Another solution is to reach out to a wider market.
The Lego Company is one of the prominent companies that take off during the Great Recession of 2008. Instead of staying in the U.S., it intensified its sales effort in the European region and experienced a 20-percent increase in consumer sales.
In reaching out to other markets, you can take advantage of the skills and cultural knowledge of an outsourced telemarketing team.
Cash gives stability to businesses. It protects them from foreclosures and loan defaults. Having a positive cash flow enables them to move freely — purchasing and selling products and services to achieve their targets.
However, even without the recession, many small businesses operate on limited cash resources. When consumers limit their spending or delay their payment, small businesses and independent entrepreneurs can immediately feel its impact. It impedes their cash flow and limits their ability to operate. This is one of the primary reasons why business closures and layoffs happen.

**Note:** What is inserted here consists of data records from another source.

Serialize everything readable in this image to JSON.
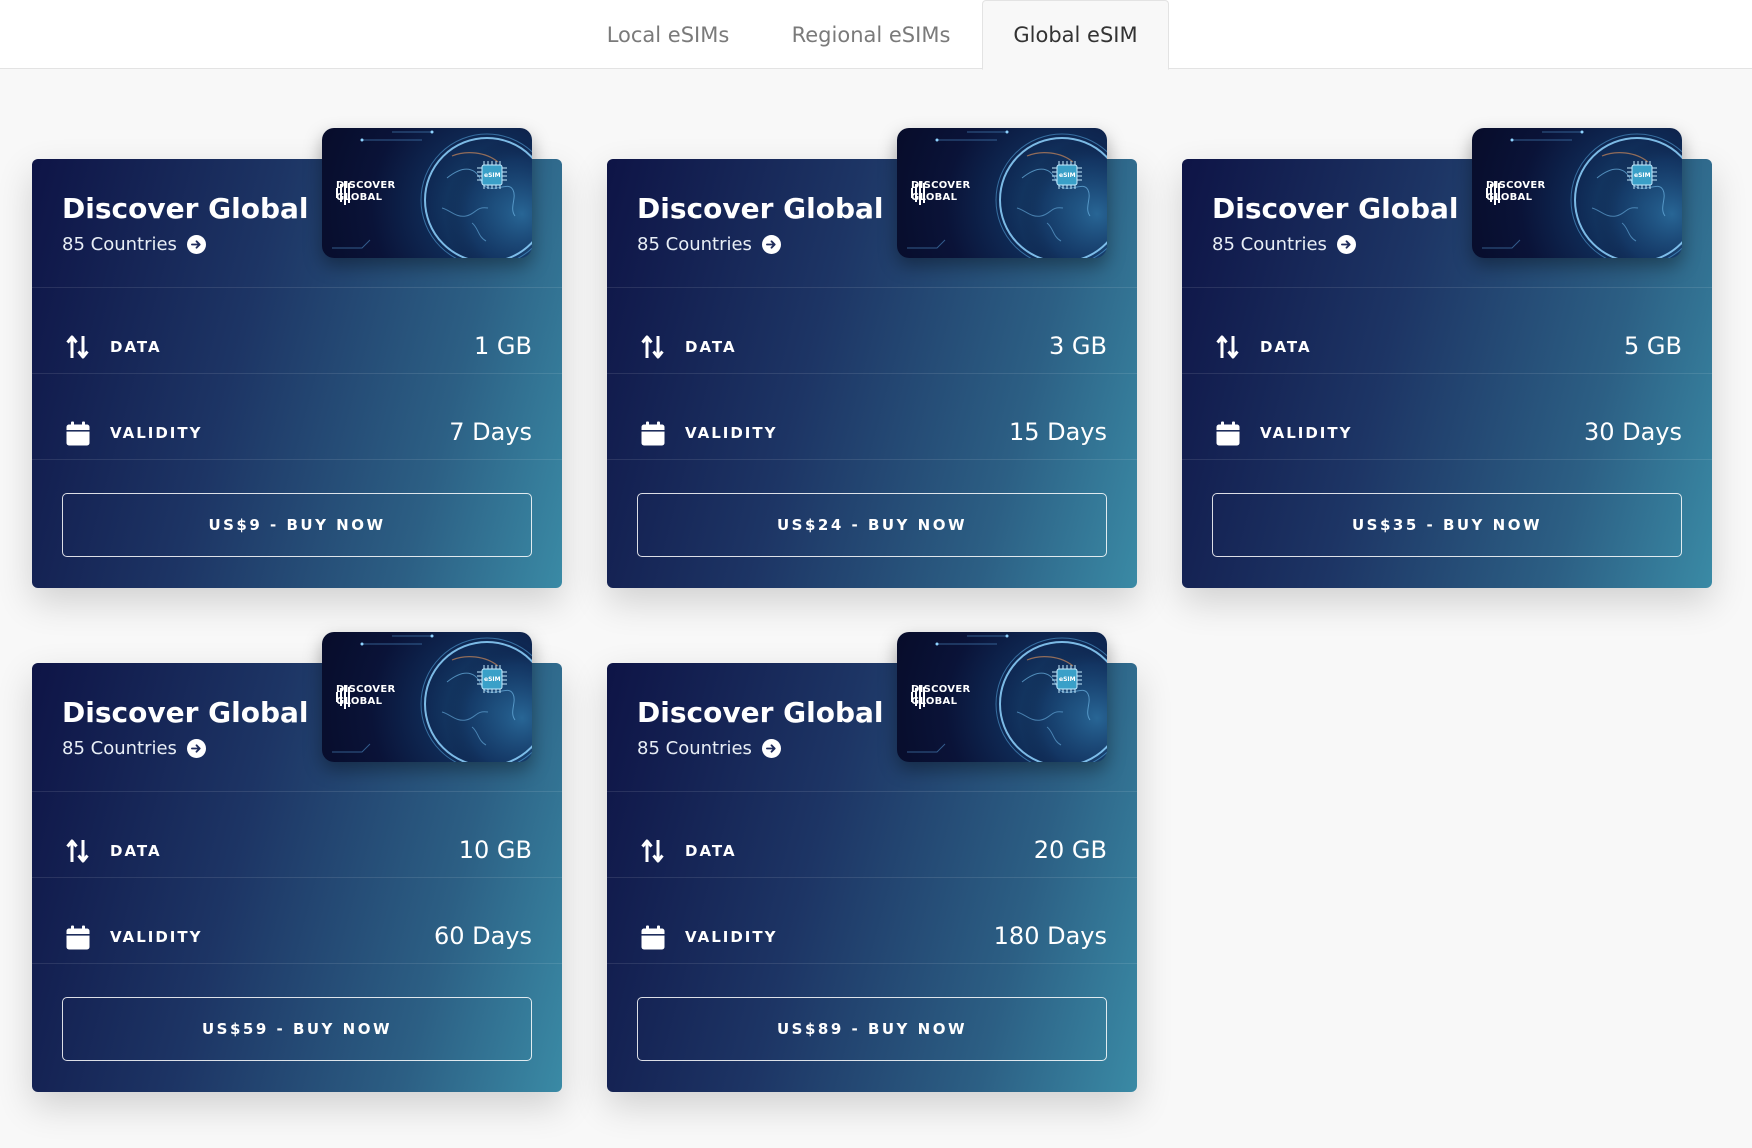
{
  "tabs": [
    {
      "label": "Local eSIMs",
      "active": false
    },
    {
      "label": "Regional eSIMs",
      "active": false
    },
    {
      "label": "Global eSIM",
      "active": true
    }
  ],
  "labels": {
    "data": "DATA",
    "validity": "VALIDITY"
  },
  "sim_card": {
    "logo_line1": "DISCOVER",
    "logo_line2": "GLOBAL",
    "chip_label": "eSIM"
  },
  "plans": [
    {
      "title": "Discover Global",
      "countries": "85 Countries",
      "data": "1 GB",
      "validity": "7 Days",
      "buy": "US$9 - BUY NOW"
    },
    {
      "title": "Discover Global",
      "countries": "85 Countries",
      "data": "3 GB",
      "validity": "15 Days",
      "buy": "US$24 - BUY NOW"
    },
    {
      "title": "Discover Global",
      "countries": "85 Countries",
      "data": "5 GB",
      "validity": "30 Days",
      "buy": "US$35 - BUY NOW"
    },
    {
      "title": "Discover Global",
      "countries": "85 Countries",
      "data": "10 GB",
      "validity": "60 Days",
      "buy": "US$59 - BUY NOW"
    },
    {
      "title": "Discover Global",
      "countries": "85 Countries",
      "data": "20 GB",
      "validity": "180 Days",
      "buy": "US$89 - BUY NOW"
    }
  ],
  "colors": {
    "card_gradient_start": "#0e1446",
    "card_gradient_end": "#3a8aa5",
    "page_background": "#f8f8f8",
    "tab_active_text": "#333333",
    "tab_inactive_text": "#7a7a7a"
  }
}
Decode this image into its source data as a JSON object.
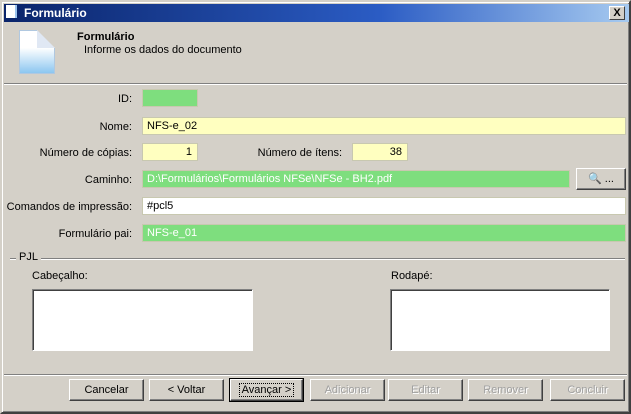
{
  "window": {
    "title": "Formulário",
    "close": "X"
  },
  "header": {
    "title": "Formulário",
    "subtitle": "Informe os dados do documento"
  },
  "form": {
    "id": {
      "label": "ID:",
      "value": ""
    },
    "nome": {
      "label": "Nome:",
      "value": "NFS-e_02"
    },
    "copias": {
      "label": "Número de cópias:",
      "value": "1"
    },
    "itens": {
      "label": "Número de ítens:",
      "value": "38"
    },
    "caminho": {
      "label": "Caminho:",
      "value": "D:\\Formulários\\Formulários NFSe\\NFSe - BH2.pdf",
      "browse": "..."
    },
    "comandos": {
      "label": "Comandos de impressão:",
      "value": "#pcl5"
    },
    "pai": {
      "label": "Formulário pai:",
      "value": "NFS-e_01"
    }
  },
  "pjl": {
    "legend": "PJL",
    "cabecalho": "Cabeçalho:",
    "rodape": "Rodapé:"
  },
  "buttons": {
    "cancel": "Cancelar",
    "back": "< Voltar",
    "next": "Avançar >",
    "add": "Adicionar",
    "edit": "Editar",
    "remove": "Remover",
    "finish": "Concluir"
  },
  "colors": {
    "required": "#7ede7e",
    "edited": "#ffffc0",
    "titlebar": "#0a246a"
  }
}
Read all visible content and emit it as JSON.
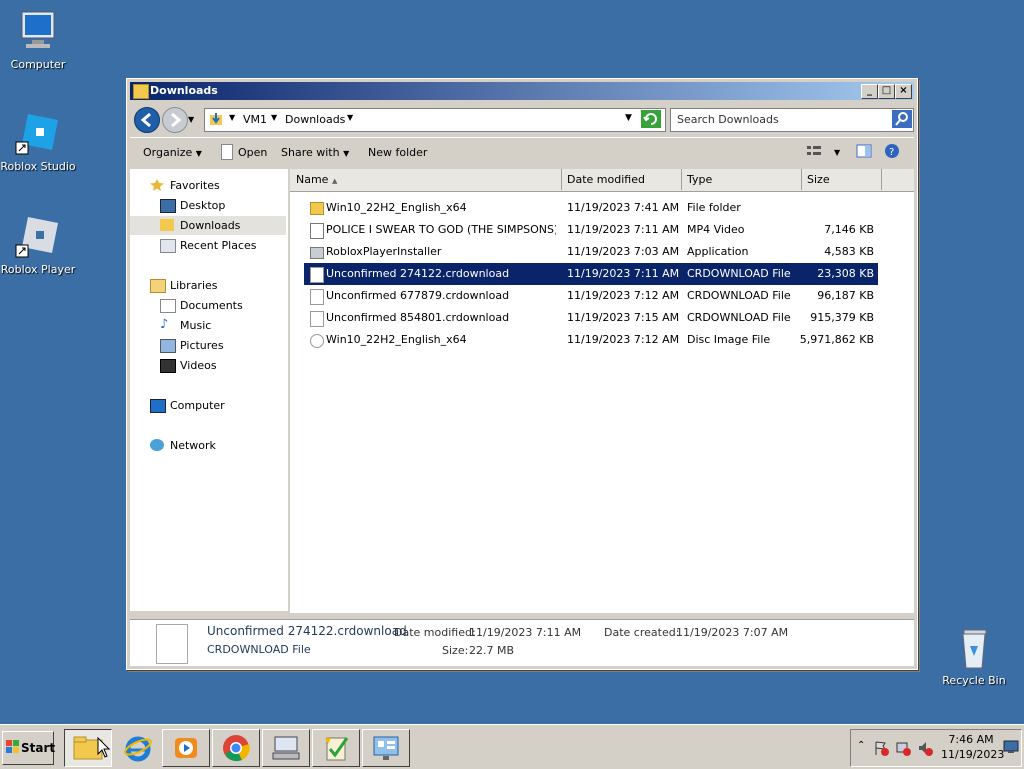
{
  "desktop": {
    "icons": [
      {
        "label": "Computer",
        "icon": "computer-icon"
      },
      {
        "label": "Roblox Studio",
        "icon": "roblox-studio-icon"
      },
      {
        "label": "Roblox Player",
        "icon": "roblox-player-icon"
      },
      {
        "label": "Recycle Bin",
        "icon": "recycle-bin-icon"
      }
    ]
  },
  "window": {
    "title": "Downloads",
    "buttons": {
      "minimize": "_",
      "maximize": "□",
      "close": "×"
    }
  },
  "address": {
    "crumbs": [
      "VM1",
      "Downloads"
    ],
    "search_placeholder": "Search Downloads"
  },
  "toolbar": {
    "organize": "Organize",
    "open": "Open",
    "share_with": "Share with",
    "new_folder": "New folder"
  },
  "nav": {
    "favorites": "Favorites",
    "desktop": "Desktop",
    "downloads": "Downloads",
    "recent_places": "Recent Places",
    "libraries": "Libraries",
    "documents": "Documents",
    "music": "Music",
    "pictures": "Pictures",
    "videos": "Videos",
    "computer": "Computer",
    "network": "Network"
  },
  "columns": {
    "name": "Name",
    "date": "Date modified",
    "type": "Type",
    "size": "Size"
  },
  "files": [
    {
      "name": "Win10_22H2_English_x64",
      "date": "11/19/2023 7:41 AM",
      "type": "File folder",
      "size": "",
      "icon": "folder-icon"
    },
    {
      "name": "POLICE I SWEAR TO GOD (THE SIMPSONS) ...",
      "date": "11/19/2023 7:11 AM",
      "type": "MP4 Video",
      "size": "7,146 KB",
      "icon": "video-file-icon"
    },
    {
      "name": "RobloxPlayerInstaller",
      "date": "11/19/2023 7:03 AM",
      "type": "Application",
      "size": "4,583 KB",
      "icon": "application-icon"
    },
    {
      "name": "Unconfirmed 274122.crdownload",
      "date": "11/19/2023 7:11 AM",
      "type": "CRDOWNLOAD File",
      "size": "23,308 KB",
      "icon": "file-icon",
      "selected": true
    },
    {
      "name": "Unconfirmed 677879.crdownload",
      "date": "11/19/2023 7:12 AM",
      "type": "CRDOWNLOAD File",
      "size": "96,187 KB",
      "icon": "file-icon"
    },
    {
      "name": "Unconfirmed 854801.crdownload",
      "date": "11/19/2023 7:15 AM",
      "type": "CRDOWNLOAD File",
      "size": "915,379 KB",
      "icon": "file-icon"
    },
    {
      "name": "Win10_22H2_English_x64",
      "date": "11/19/2023 7:12 AM",
      "type": "Disc Image File",
      "size": "5,971,862 KB",
      "icon": "disc-image-icon"
    }
  ],
  "details": {
    "name": "Unconfirmed 274122.crdownload",
    "type": "CRDOWNLOAD File",
    "date_modified_label": "Date modified:",
    "date_modified": "11/19/2023 7:11 AM",
    "date_created_label": "Date created:",
    "date_created": "11/19/2023 7:07 AM",
    "size_label": "Size:",
    "size": "22.7 MB"
  },
  "taskbar": {
    "start": "Start",
    "time": "7:46 AM",
    "date": "11/19/2023"
  }
}
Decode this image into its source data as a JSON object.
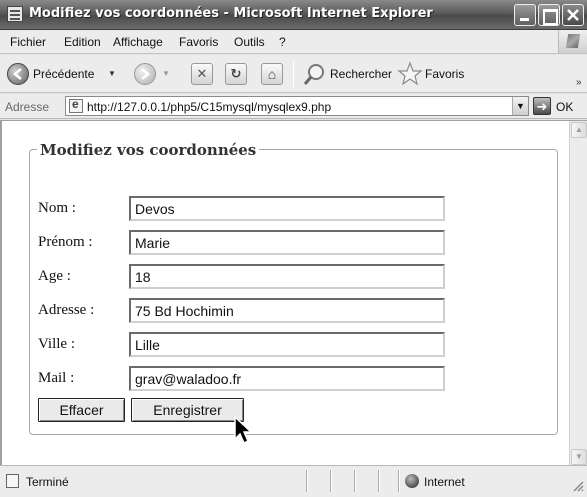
{
  "window": {
    "title": "Modifiez vos coordonnées - Microsoft Internet Explorer"
  },
  "menu": {
    "items": [
      "Fichier",
      "Edition",
      "Affichage",
      "Favoris",
      "Outils",
      "?"
    ]
  },
  "toolbar": {
    "back_label": "Précédente",
    "search_label": "Rechercher",
    "favorites_label": "Favoris",
    "more": "»"
  },
  "address": {
    "label": "Adresse",
    "url": "http://127.0.0.1/php5/C15mysql/mysqlex9.php",
    "go_label": "OK"
  },
  "form": {
    "legend": "Modifiez vos coordonnées",
    "fields": [
      {
        "label": "Nom :",
        "value": "Devos"
      },
      {
        "label": "Prénom :",
        "value": "Marie"
      },
      {
        "label": "Age :",
        "value": "18"
      },
      {
        "label": "Adresse :",
        "value": "75 Bd Hochimin"
      },
      {
        "label": "Ville :",
        "value": "Lille"
      },
      {
        "label": "Mail :",
        "value": "grav@waladoo.fr"
      }
    ],
    "reset_label": "Effacer",
    "submit_label": "Enregistrer"
  },
  "status": {
    "text": "Terminé",
    "zone": "Internet"
  }
}
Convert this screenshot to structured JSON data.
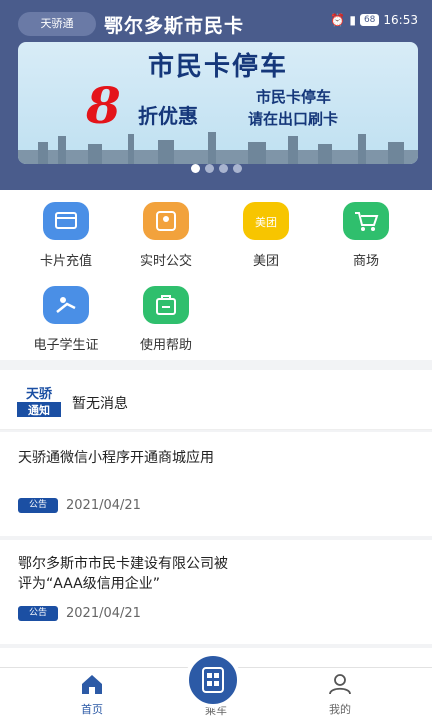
{
  "status": {
    "time": "16:53",
    "battery": "68"
  },
  "header": {
    "logo": "天骄通",
    "title": "鄂尔多斯市民卡"
  },
  "banner": {
    "title": "市民卡停车",
    "big": "8",
    "discount": "折优惠",
    "line1": "市民卡停车",
    "line2": "请在出口刷卡",
    "page_count": 4
  },
  "grid": [
    {
      "label": "卡片充值",
      "icon": "card-icon",
      "color": "#4a8fe6"
    },
    {
      "label": "实时公交",
      "icon": "map-icon",
      "color": "#f2a23c"
    },
    {
      "label": "美团",
      "icon": "meituan-icon",
      "color": "#f7c500"
    },
    {
      "label": "商场",
      "icon": "cart-icon",
      "color": "#2fbf6d"
    },
    {
      "label": "电子学生证",
      "icon": "student-icon",
      "color": "#4a8fe6"
    },
    {
      "label": "使用帮助",
      "icon": "help-bag-icon",
      "color": "#2fbf6d"
    }
  ],
  "notice": {
    "logo_text1": "天骄",
    "logo_text2": "通知",
    "text": "暂无消息"
  },
  "articles": [
    {
      "title": "天骄通微信小程序开通商城应用",
      "tag": "公告",
      "date": "2021/04/21"
    },
    {
      "title": "鄂尔多斯市市民卡建设有限公司被评为“AAA级信用企业”",
      "title_line1": "鄂尔多斯市市民卡建设有限公司被",
      "title_line2": "评为“AAA级信用企业”",
      "tag": "公告",
      "date": "2021/04/21"
    }
  ],
  "tabs": {
    "home": "首页",
    "ride": "乘车",
    "mine": "我的"
  },
  "colors": {
    "accent": "#2c5aa6",
    "header": "#4a5c8c"
  }
}
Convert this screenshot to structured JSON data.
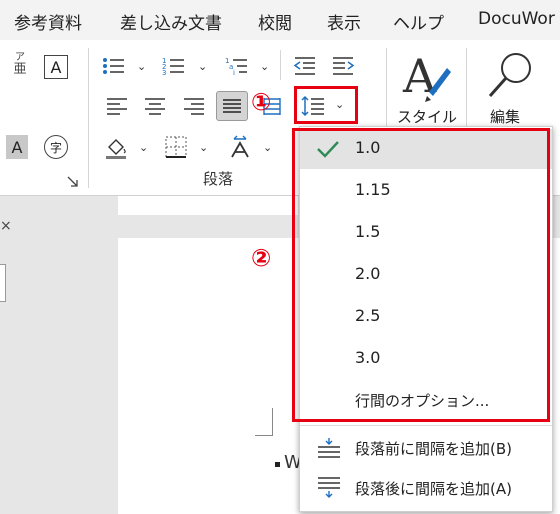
{
  "menu": {
    "items": [
      "参考資料",
      "差し込み文書",
      "校閲",
      "表示",
      "ヘルプ",
      "DocuWor"
    ]
  },
  "ribbon": {
    "phonetic_top": "ア",
    "phonetic_bottom": "亜",
    "char_border": "A",
    "char_shading": "A",
    "enclose_char": "字",
    "styles_label": "スタイル",
    "edit_label": "編集",
    "paragraph_group_label": "段落"
  },
  "annotations": {
    "marker1": "①",
    "marker2": "②",
    "accent": "#e60012"
  },
  "line_spacing_menu": {
    "selected": "1.0",
    "options": [
      "1.0",
      "1.15",
      "1.5",
      "2.0",
      "2.5",
      "3.0"
    ],
    "options_link": "行間のオプション...",
    "add_before": "段落前に間隔を追加(B)",
    "add_after": "段落後に間隔を追加(A)",
    "check_color": "#2e8b57"
  },
  "document": {
    "bullet_text": "W"
  }
}
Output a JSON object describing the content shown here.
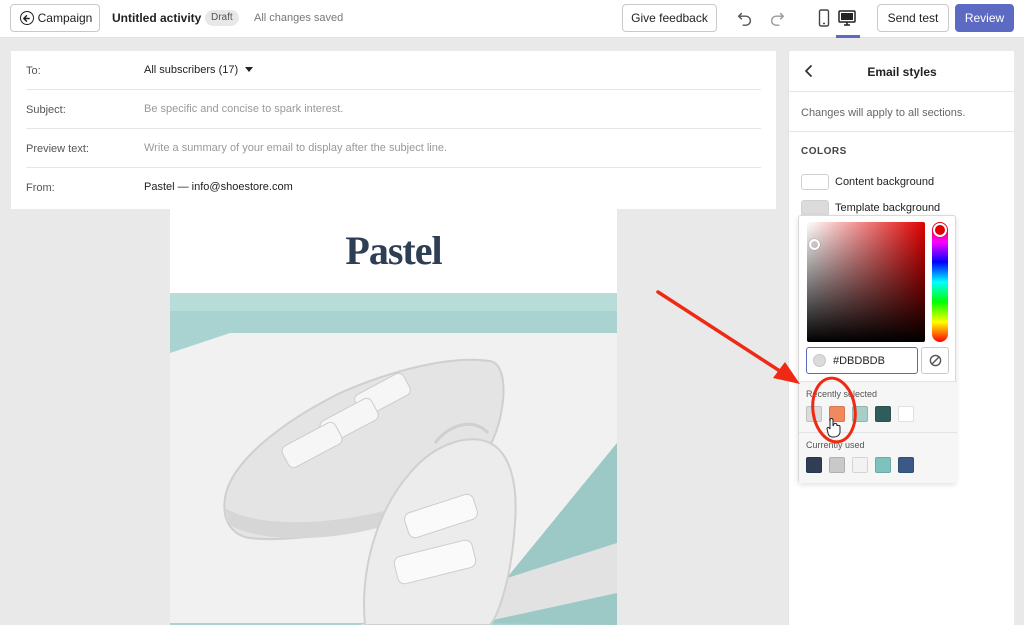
{
  "topbar": {
    "back_label": "Campaign",
    "title": "Untitled activity",
    "draft_badge": "Draft",
    "saved_status": "All changes saved",
    "feedback_label": "Give feedback",
    "send_test_label": "Send test",
    "review_label": "Review",
    "accent": "#5c6ac4"
  },
  "form": {
    "to_label": "To:",
    "to_value": "All subscribers (17)",
    "subject_label": "Subject:",
    "subject_placeholder": "Be specific and concise to spark interest.",
    "preview_label": "Preview text:",
    "preview_placeholder": "Write a summary of your email to display after the subject line.",
    "from_label": "From:",
    "from_value": "Pastel — info@shoestore.com"
  },
  "email": {
    "logo_text": "Pastel",
    "logo_color": "#2d3e55",
    "hero_bg": "#a8d3d0"
  },
  "panel": {
    "title": "Email styles",
    "note": "Changes will apply to all sections.",
    "colors_heading": "COLORS",
    "rows": [
      {
        "label": "Content background",
        "color": "#ffffff"
      },
      {
        "label": "Template background",
        "color": "#dbdbdb"
      }
    ]
  },
  "picker": {
    "hex_value": "#DBDBDB",
    "recently_label": "Recently selected",
    "recently": [
      "#dbdbdb",
      "#f2885e",
      "#a7cfc8",
      "#2f5d5a",
      "#ffffff"
    ],
    "current_label": "Currently used",
    "current": [
      "#2d3e55",
      "#c9c9c9",
      "#f2f2f2",
      "#7fc1bd",
      "#3a5a85"
    ]
  },
  "annotation": {
    "color": "#ee2a15"
  }
}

Possible remedy: During a recession, it is crucial to closely monitor the amount of money coming in and out of your business. By doing so, you’ll have a clear grasp of your current financial standing, enabling you to prepare an action plan to deal with challenges in the present and the future.
If you’re already experiencing a negative cash flow, you can start recovering it by cost-cutting, seek out good loan programs for small businesses, or devising fast and convenient payment methods.
This is the worst possible effect of the recession on any business.
Not making enough revenues and receiving payment from your customers on time will have negative impacts on your accounts receivable (AR). If it happens, you’ll also be forced to pay your bills at a later date or smaller amount than the one you’ve agreed upon with your supplier or creditor. This could result in a reduced valuation of your debt or ability to gain financing.
Possible remedy: To ensure the constant flow of money coming into your business, consider implementing a strict yet reasonable collection process.
In case of bankruptcy, the first thing you need to do is to determine why it happened in the first place. From there, determine a strategy that will prevent it from happening again. It is also important to come up with a transparent financial report.
Meanwhile, some companies choose reorganization when faced with the threat of bankruptcy.
Negative cash flow can trigger businesses to reduce the number of their employees to cut costs. Companies see this as the fastest solution to stabilize their balance sheet again. However, this should not be the case. Instead, this is one of the last steps a business should take.
Layoffs create fear among employees who are, in fact, the primary consumers of many products and services. As they become more anxious in keeping their source of income, they will start to limit their spending. This can even extend the duration of a recession because the demand keeps on dwindling.
Possible remedy: Listen to the sentiments of your key employees. Gather all their suggestions and come up with a plan to keep and protect your employees as much as possible.
Due to the desire to cut costs, the quality of goods and services might also suffer. But it does not stop there. It can also affect the desirability of the product.
Consumers become more price-sensitive during economic downturns. It goes beyond looking out for quality products or services that would last for a longer time.
Meanwhile, customers who only focus on the cost instead of the quality will hardly notice any change in the product quality.
Possible remedy: Before you adjust the quality of your products, conduct market research first. If you can, have a survey among your existing customers. Determine their values and their top priorities. This will help you move forward without worrying too much about losing your loyal customers.
Recession can affect everyone. In the end, the survival of your business depends on the decisions you make today.